中国企業の躍進と、市場での存在感の大きさが際立った「CE China」で、来場者の注目を集めていたのが、仮想現実(VR)や拡張現実(AR)関連製品だった。市場が急速に広がる中で、日本勢はどう勝ち抜いていくのか。(「週刊ダイヤモンド」編集部 中村正毅)
独ベルリン市内で毎年9月に開催される、世界最大級の国際家電展示会「IFA」。
その姉妹イベントと位置づける「CE China」が4月20日から、中国・深セン市中心部のコンベンションセンターで初めて催された。
深セン市の人口は約1100万人。通信機器大手の華為技術(ファーウェイ)や中興通訊(ZTE)のほか、米アップルからiPhoneの製造を受託する鴻海精密工業(フォックスコン)などが生産拠点を構える、中国でも有数の工業都市だ。
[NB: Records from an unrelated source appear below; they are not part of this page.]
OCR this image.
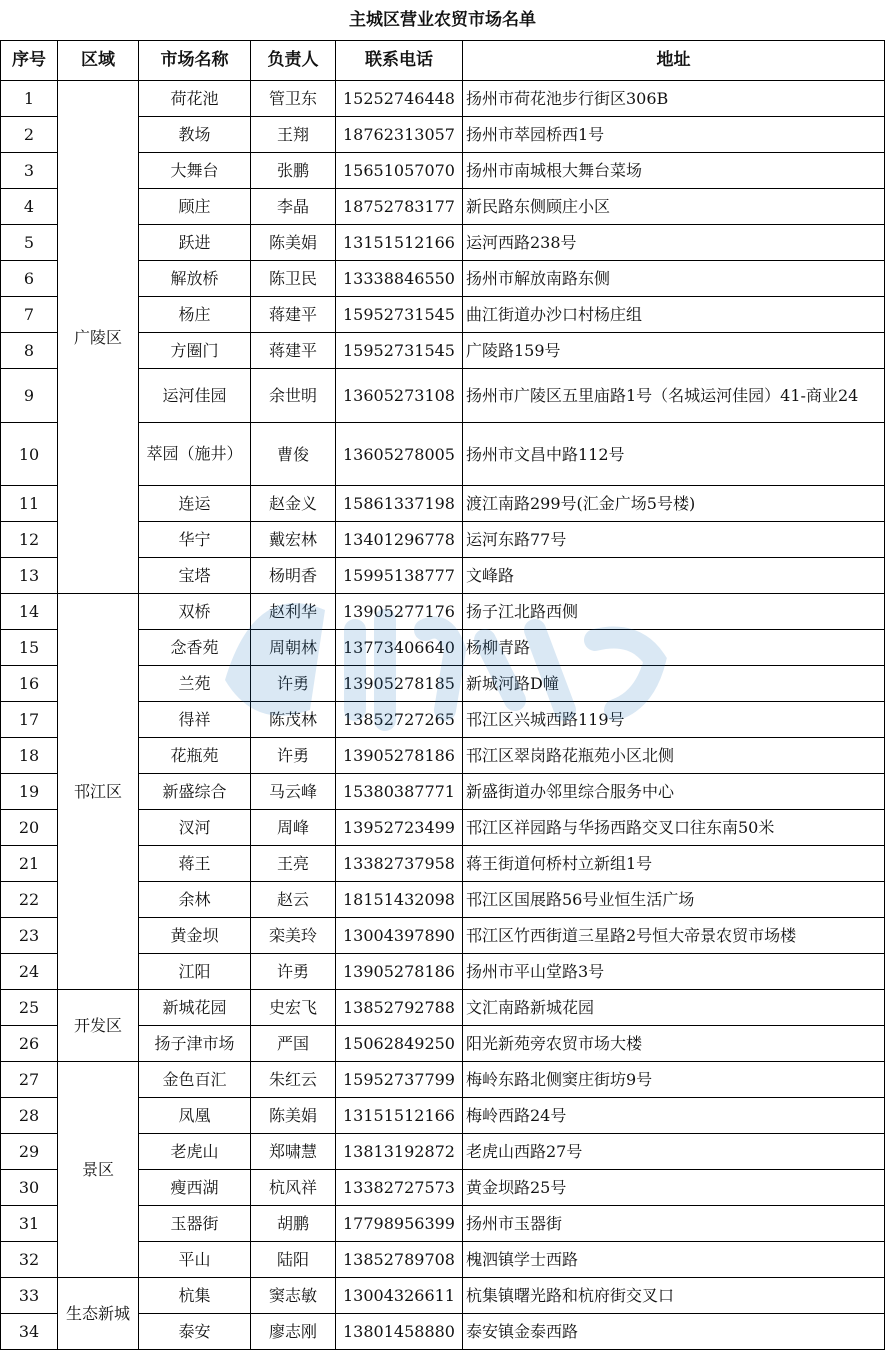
主城区营业农贸市场名单					
序号	区域	市场名称	负责人	联系电话	地址
1	广陵区	荷花池	管卫东	15252746448	扬州市荷花池步行街区306B
2		教场	王翔	18762313057	扬州市萃园桥西1号
3		大舞台	张鹏	15651057070	扬州市南城根大舞台菜场
4		顾庄	李晶	18752783177	新民路东侧顾庄小区
5		跃进	陈美娟	13151512166	运河西路238号
6		解放桥	陈卫民	13338846550	扬州市解放南路东侧
7		杨庄	蒋建平	15952731545	曲江街道办沙口村杨庄组
8		方圈门	蒋建平	15952731545	广陵路159号
9		运河佳园	余世明	13605273108	扬州市广陵区五里庙路1号（名城运河佳园）41-商业24
10		萃园（施井）	曹俊	13605278005	扬州市文昌中路112号
11		连运	赵金义	15861337198	渡江南路299号(汇金广场5号楼)
12		华宁	戴宏林	13401296778	运河东路77号
13		宝塔	杨明香	15995138777	文峰路
14	邗江区	双桥	赵利华	13905277176	扬子江北路西侧
15		念香苑	周朝林	13773406640	杨柳青路
16		兰苑	许勇	13905278185	新城河路D幢
17		得祥	陈茂林	13852727265	邗江区兴城西路119号
18		花瓶苑	许勇	13905278186	邗江区翠岗路花瓶苑小区北侧
19		新盛综合	马云峰	15380387771	新盛街道办邻里综合服务中心
20		汊河	周峰	13952723499	邗江区祥园路与华扬西路交叉口往东南50米
21		蒋王	王亮	13382737958	蒋王街道何桥村立新组1号
22		余林	赵云	18151432098	邗江区国展路56号业恒生活广场
23		黄金坝	栾美玲	13004397890	邗江区竹西街道三星路2号恒大帝景农贸市场楼
24		江阳	许勇	13905278186	扬州市平山堂路3号
25	开发区	新城花园	史宏飞	13852792788	文汇南路新城花园
26		扬子津市场	严国	15062849250	阳光新苑旁农贸市场大楼
27	景区	金色百汇	朱红云	15952737799	梅岭东路北侧窦庄街坊9号
28		凤凰	陈美娟	13151512166	梅岭西路24号
29		老虎山	郑啸慧	13813192872	老虎山西路27号
30		瘦西湖	杭风祥	13382727573	黄金坝路25号
31		玉器街	胡鹏	17798956399	扬州市玉器街
32		平山	陆阳	13852789708	槐泗镇学士西路
33	生态新城	杭集	窦志敏	13004326611	杭集镇曙光路和杭府街交叉口
34		泰安	廖志刚	13801458880	泰安镇金泰西路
さらに、中小型液晶を手掛ける、天馬微電子などディスプレイ関連会社や、スマートフォンの設計・開発を担う「独立系デザインハウス(IDH)」も数多く、情報通信分野における先端技術の集積地にもなっている。
中国企業の躍進と、市場での存在感の大きさを、改めて示す格好になったCE Chinaで、来場者の注目を集めていたのが、仮想現実(VR)、拡張現実(AR)関連製品だ。
中でも、2015年に深セン市に設立されたスターアップ企業である、トト社(Dlodlo)のVRゴーグル「H1」は、異彩を放っていた。
回転や加速度など9軸のセンサーを内部に搭載しながら、価格は実に79ドル(約8600円)。機器とは別に、スマートフォンをゴーグル前面に取り付け、映像を楽しむタイプではあるものの、市場の「草創期」に付ける価格としては、目を見張るものがある。
さらにトト社は、展示会場でサングラスのような形状のVRグラス「V1」の試作品も、参考展示した。重さは78gと、既存のヘッドマウント型のVR製品に比べ3分の1以下という。
同社は、詳しい仕様や製品の投入時期などは年内に発表するとしているが、日本ではすでに大手商社の双日グループと販売代理店契約を結んでおり、17年に発売する計画を立てている。